Is this not a glaring conflict of interest? Isn't there a huge opportunity for abuse here? Is this a good thing for the powerful and ultra-rich to bet on economic downturns?


  1. Jeff,
    You are correct that there is the potential for some conflict of interest, but hedging risk is a very important aspect of American finance. For example, an airline wanting some cost certainty might hedge their fuel costs by betting on a rise in oil prices (so if oil prices rise, they'd make some money on the hedge to offset losing money from having to pay a higher price for jet fuel). And other industries might want to be on the other side of that contract - I'd be that an oil drilling company or an electric car maker would be candidates to hedge against falling oil prices. So you can see that these hedging techniques can be quite useful for legit business practices.

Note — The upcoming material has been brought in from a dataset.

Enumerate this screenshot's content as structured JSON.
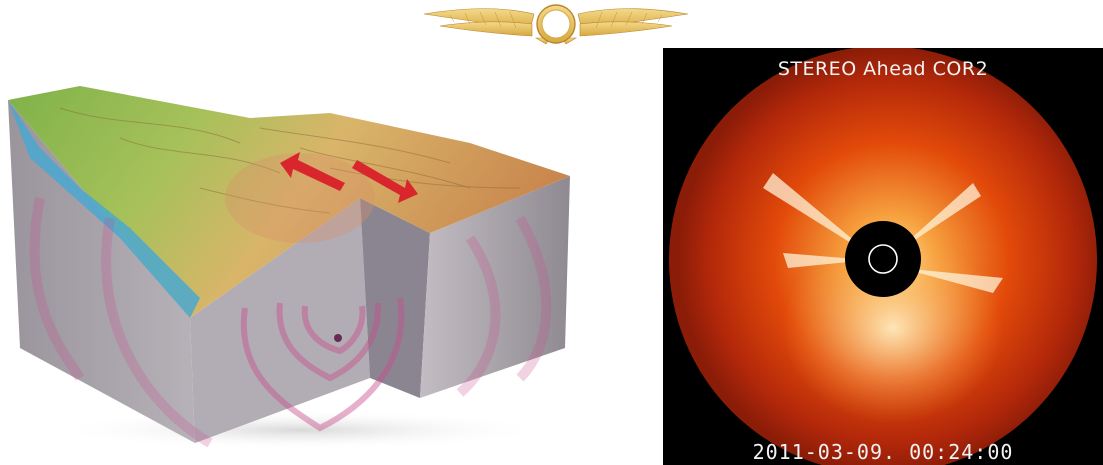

    I think that we've all watched too many thriller movies (or even comedies like Trading Places, with the Duke brothers doing insider trading on orange futures) that have made us paranoid about market manipulation. Stock chat rooms are always lamenting how shortsellers are playing unfair. In reality, I think those conspiracy theories are way overblown.

  2. I definitely see what you are saying and understand. And I freely admit this sort of stuff is so way over my head. My 2 degrees are in Biology and Sport Psychology. I stayed far, far away from the business building in college. Part of me wishes now that I had taken a few courses. Then I could sound almost as smart as you!